Carpal tunnel syndrome (CTS) is a condition that occurs when the mobility and function of the median nerve is restricted as it passes through the wrist, which can result in symptoms like pain, numbness, tingling, and weakness in parts of the hand and some fingers. To reduce inflammation, restore joint motion, and improve median nerve mobility, a doctor of chiropractic will adopt a multimodal approach to give the patient the best opportunity for recovery. One such option that the CTS patient may encounter in the chiropractic setting is laser therapy. Let’s discuss what laser therapy is and how it can benefit a patient under care for CTS.

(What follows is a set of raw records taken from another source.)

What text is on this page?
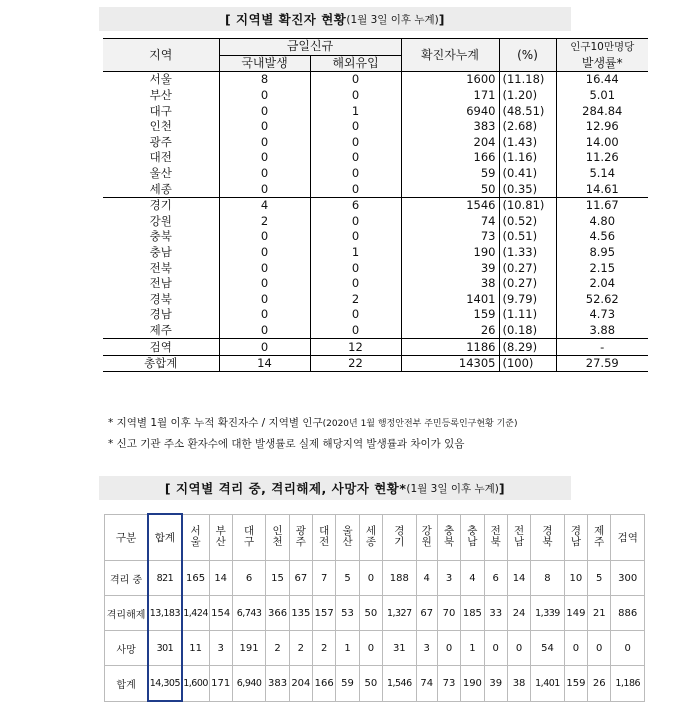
[ 지역별 확진자 현황 (1월 3일 이후 누계) ]
지역	금일신규		확진자누계	(%)	인구10만명당
	국내발생	해외유입			발생률*
서울	8	0	1600	(11.18)	16.44
부산	0	0	171	(1.20)	5.01
대구	0	1	6940	(48.51)	284.84
인천	0	0	383	(2.68)	12.96
광주	0	0	204	(1.43)	14.00
대전	0	0	166	(1.16)	11.26
울산	0	0	59	(0.41)	5.14
세종	0	0	50	(0.35)	14.61
경기	4	6	1546	(10.81)	11.67
강원	2	0	74	(0.52)	4.80
충북	0	0	73	(0.51)	4.56
충남	0	1	190	(1.33)	8.95
전북	0	0	39	(0.27)	2.15
전남	0	0	38	(0.27)	2.04
경북	0	2	1401	(9.79)	52.62
경남	0	0	159	(1.11)	4.73
제주	0	0	26	(0.18)	3.88
검역	0	12	1186	(8.29)	-
총합계	14	22	14305	(100)	27.59
* 지역별 1월 이후 누적 확진자수 / 지역별 인구(2020년 1월 행정안전부 주민등록인구현황 기준)
* 신고 기관 주소 환자수에 대한 발생률로 실제 해당지역 발생률과 차이가 있음
[ 지역별 격리 중, 격리해제, 사망자 현황* (1월 3일 이후 누계) ]
구분	합계	서울	부산	대구	인천	광주	대전	울산	세종	경기	강원	충북	충남	전북	전남	경북	경남	제주	검역
격리 중	821	165	14	6	15	67	7	5	0	188	4	3	4	6	14	8	10	5	300
격리해제	13,183	1,424	154	6,743	366	135	157	53	50	1,327	67	70	185	33	24	1,339	149	21	886
사망	301	11	3	191	2	2	2	1	0	31	3	0	1	0	0	54	0	0	0
합계	14,305	1,600	171	6,940	383	204	166	59	50	1,546	74	73	190	39	38	1,401	159	26	1,186
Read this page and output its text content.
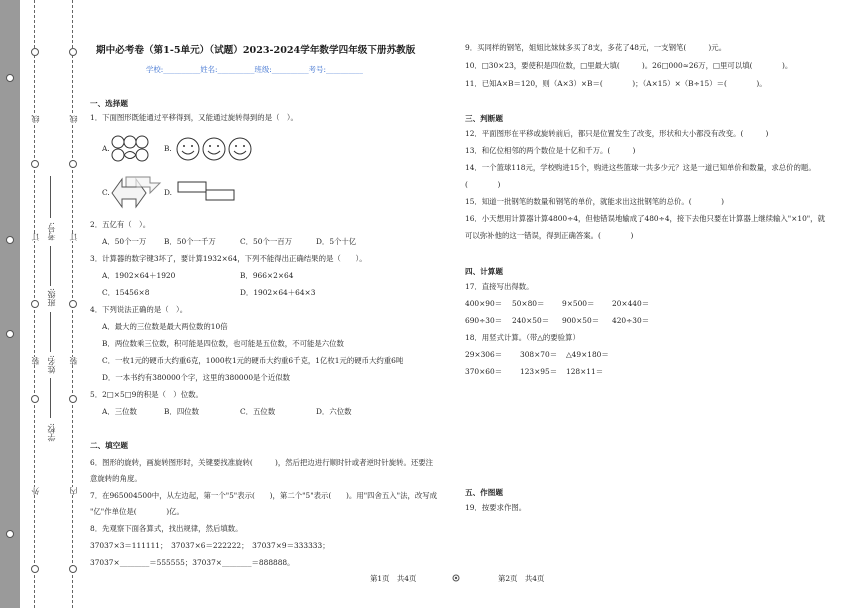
线
订
装
外
线
订
装
内
考号:
班级:
姓名:
学校:
期中必考卷（第1-5单元）（试题）2023-2024学年数学四年级下册苏教版
学校:__________姓名:__________班级:__________考号:__________
一、选择题
1．下面图形既能通过平移得到，又能通过旋转得到的是（　）。
A.	B.
C.	D.
2．五亿有（　）。
A．50个一万 B．50个一千万	C．50个一百万	D．5个十亿
3．计算器的数字键3坏了，要计算1932×64，下列不能得出正确结果的是（　　）。
A．1902×64＋1920	B．966×2×64
C．15456×8	D．1902×64＋64×3
4．下列说法正确的是（　）。
A．最大的三位数是最大两位数的10倍
B．两位数乘三位数，积可能是四位数，也可能是五位数，不可能是六位数
C．一枚1元的硬币大约重6克，1000枚1元的硬币大约重6千克，1亿枚1元的硬币大约重6吨
D．一本书约有380000个字，这里的380000是个近似数
5．2□×5□9的积是（　）位数。
A．三位数	B．四位数	C．五位数	D．六位数
二、填空题
6．图形的旋转，画旋转图形时，关键要找准旋转(　　　)，然后把边进行顺时针或者逆时针旋转。还要注
意旋转的角度。
7．在965004500中，从左边起，第一个"5"表示(　　)，第二个"5"表示(　　)。用"四舍五入"法，改写成
"亿"作单位是(　　　　)亿。
8．先观察下面各算式，找出规律，然后填数。
37037×3＝111111；　37037×6＝222222；　37037×9＝333333；
37037×________＝555555；37037×________＝888888。
9．买同样的钢笔，姐姐比妹妹多买了8支，多花了48元，一支钢笔(　　　)元。
10．□30×23，要使积是四位数，□里最大填(　　　)。26□000≈26万，□里可以填(　　　　)。
11．已知A×B＝120，则（A×3）×B＝(　　　　)；（A×15）×（B÷15）＝(　　　　)。
三、判断题
12．平面图形在平移或旋转前后，都只是位置发生了改变，形状和大小都没有改变。(　　　)
13．和亿位相邻的两个数位是十亿和千万。(　　　)
14．一个篮球118元，学校购进15个，购进这些篮球一共多少元？这是一道已知单价和数量，求总价的题。
(　　　　)
15．知道一批钢笔的数量和钢笔的单价，就能求出这批钢笔的总价。(　　　　)
16．小天想用计算器计算4800÷4，但他错误地输成了480÷4，接下去他只要在计算器上继续输入"×10"，就
可以弥补他的这一错误，得到正确答案。(　　　　)
四、计算题
17．直接写出得数。
400×90＝ 50×80＝ 9×500＝ 20×440＝
690÷30＝ 240×50＝ 900×50＝ 420÷30＝
18．用竖式计算。（带△的要验算）
29×306＝ 308×70＝ △49×180＝
370×60＝ 123×95＝ 128×11＝
五、作图题
19．按要求作图。
第1页　共4页	第2页　共4页
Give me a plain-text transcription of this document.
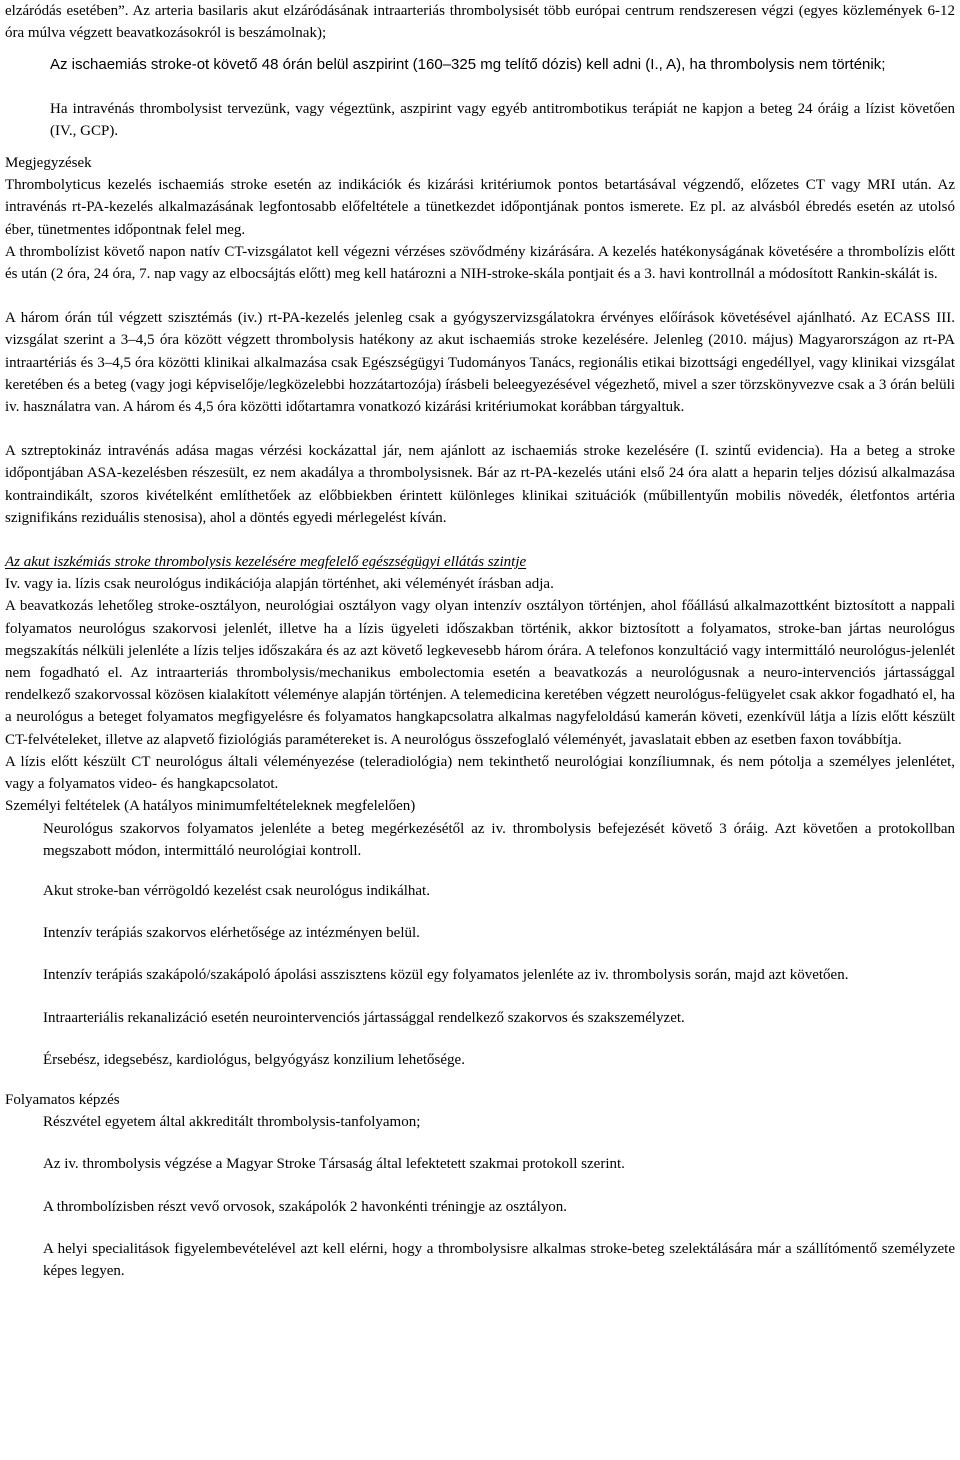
elzáródás esetében”. Az arteria basilaris akut elzáródásának intraarteriás thrombolysisét több európai centrum rendszeresen végzi (egyes közlemények 6-12 óra múlva végzett beavatkozásokról is beszámolnak);

Az ischaemiás stroke-ot követő 48 órán belül aszpirint (160–325 mg telítő dózis) kell adni (I., A), ha thrombolysis nem történik;

Ha intravénás thrombolysist tervezünk, vagy végeztünk, aszpirint vagy egyéb antitrombotikus terápiát ne kapjon a beteg 24 óráig a lízist követően (IV., GCP).

Megjegyzések

Thrombolyticus kezelés ischaemiás stroke esetén az indikációk és kizárási kritériumok pontos betartásával végzendő, előzetes CT vagy MRI után. Az intravénás rt-PA-kezelés alkalmazásának legfontosabb előfeltétele a tünetkezdet időpontjának pontos ismerete. Ez pl. az alvásból ébredés esetén az utolsó éber, tünetmentes időpontnak felel meg.

A thrombolízist követő napon natív CT-vizsgálatot kell végezni vérzéses szövődmény kizárására. A kezelés hatékonyságának követésére a thrombolízis előtt és után (2 óra, 24 óra, 7. nap vagy az elbocsájtás előtt) meg kell határozni a NIH-stroke-skála pontjait és a 3. havi kontrollnál a módosított Rankin-skálát is.

A három órán túl végzett szisztémás (iv.) rt-PA-kezelés jelenleg csak a gyógyszervizsgálatokra érvényes előírások követésével ajánlható. Az ECASS III. vizsgálat szerint a 3–4,5 óra között végzett thrombolysis hatékony az akut ischaemiás stroke kezelésére. Jelenleg (2010. május) Magyarországon az rt-PA intraartériás és 3–4,5 óra közötti klinikai alkalmazása csak Egészségügyi Tudományos Tanács, regionális etikai bizottsági engedéllyel, vagy klinikai vizsgálat keretében és a beteg (vagy jogi képviselője/legközelebbi hozzátartozója) írásbeli beleegyezésével végezhető, mivel a szer törzskönyvezve csak a 3 órán belüli iv. használatra van. A három és 4,5 óra közötti időtartamra vonatkozó kizárási kritériumokat korábban tárgyaltuk.

A sztreptokináz intravénás adása magas vérzési kockázattal jár, nem ajánlott az ischaemiás stroke kezelésére (I. szintű evidencia). Ha a beteg a stroke időpontjában ASA-kezelésben részesült, ez nem akadálya a thrombolysisnek. Bár az rt-PA-kezelés utáni első 24 óra alatt a heparin teljes dózisú alkalmazása kontraindikált, szoros kivételként említhetőek az előbbiekben érintett különleges klinikai szituációk (műbillentyűn mobilis növedék, életfontos artéria szignifikáns reziduális stenosisa), ahol a döntés egyedi mérlegelést kíván.

Az akut iszkémiás stroke thrombolysis kezelésére megfelelő egészségügyi ellátás szintje

Iv. vagy ia. lízis csak neurológus indikációja alapján történhet, aki véleményét írásban adja.

A beavatkozás lehetőleg stroke-osztályon, neurológiai osztályon vagy olyan intenzív osztályon történjen, ahol főállású alkalmazottként biztosított a nappali folyamatos neurológus szakorvosi jelenlét, illetve ha a lízis ügyeleti időszakban történik, akkor biztosított a folyamatos, stroke-ban jártas neurológus megszakítás nélküli jelenléte a lízis teljes időszakára és az azt követő legkevesebb három órára. A telefonos konzultáció vagy intermittáló neurológus-jelenlét nem fogadható el. Az intraarteriás thrombolysis/mechanikus embolectomia esetén a beavatkozás a neurológusnak a neuro-intervenciós jártassággal rendelkező szakorvossal közösen kialakított véleménye alapján történjen. A telemedicina keretében végzett neurológus-felügyelet csak akkor fogadható el, ha a neurológus a beteget folyamatos megfigyelésre és folyamatos hangkapcsolatra alkalmas nagyfeloldású kamerán követi, ezenkívül látja a lízis előtt készült CT-felvételeket, illetve az alapvető fiziológiás paramétereket is. A neurológus összefoglaló véleményét, javaslatait ebben az esetben faxon továbbítja.

A lízis előtt készült CT neurológus általi véleményezése (teleradiológia) nem tekinthető neurológiai konzíliumnak, és nem pótolja a személyes jelenlétet, vagy a folyamatos video- és hangkapcsolatot.

Személyi feltételek (A hatályos minimumfeltételeknek megfelelően)

Neurológus szakorvos folyamatos jelenléte a beteg megérkezésétől az iv. thrombolysis befejezését követő 3 óráig. Azt követően a protokollban megszabott módon, intermittáló neurológiai kontroll.

Akut stroke-ban vérrögoldó kezelést csak neurológus indikálhat.

Intenzív terápiás szakorvos elérhetősége az intézményen belül.

Intenzív terápiás szakápoló/szakápoló ápolási asszisztens közül egy folyamatos jelenléte az iv. thrombolysis során, majd azt követően.

Intraarteriális rekanalizáció esetén neurointervenciós jártassággal rendelkező szakorvos és szakszemélyzet.

Érsebész, idegsebész, kardiológus, belgyógyász konzilium lehetősége.

Folyamatos képzés

Részvétel egyetem által akkreditált thrombolysis-tanfolyamon;

Az iv. thrombolysis végzése a Magyar Stroke Társaság által lefektetett szakmai protokoll szerint.

A thrombolízisben részt vevő orvosok, szakápolók 2 havonkénti tréningje az osztályon.

A helyi specialitások figyelembevételével azt kell elérni, hogy a thrombolysisre alkalmas stroke-beteg szelektálására már a szállítómentő személyzete képes legyen.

Low-level laser therapy (LLLT), or class IIIb laser, was cleared for use by the United States Food and Drug Administration (FDA) in the early 1990s. Class IV or high-intensity laser therapy (HILT) received FDA clearance a decade later. By definition, LLLT includes lasers up to 500 mW while HILT are those above 500 mW. The primary difference is that HILT can penetrate further into the targeted tissue. Regardless of wattage, LLLT and HILT both emit energy in a specific range (600nm-1,000nm or from the red to near-infrared portion of the electromagnetic spectrum) that can penetrate the skin and stimulate reactions in the tissues to improve cellular function, which can reduce pain and accelerate healing.
A study published in 2020 that included 98 CTS patients found that when combined with specific exercises, both LLLT and HILT are more effective for reducing pain and improving motor function than specific exercises alone. Additionally, the study found that HILT was more effective in this regard, but LLLT improved nerve repair to a greater extent. A 2020 systematic review found that HILT may provide the most benefit for reducing pain when combined with other interventions for the management of musculoskeletal conditions, which includes CTS.
In addition to LLLT or HILT, a doctor of chiropractic may utilize other high- and low-tech tools like e-stim, pulsed electromagnetic field, ultrasound, dietary modifications/supplements, and ice/heat. How your doctor of chiropractic approaches your care will depend on your patient history and examination/diagnostic findings as well as their clinical experience. The good news is the conservative treatment approaches used by chiropractors are often very effective, but if necessary, your doctor of chiropractic can co-manage your condition with other healthcare providers.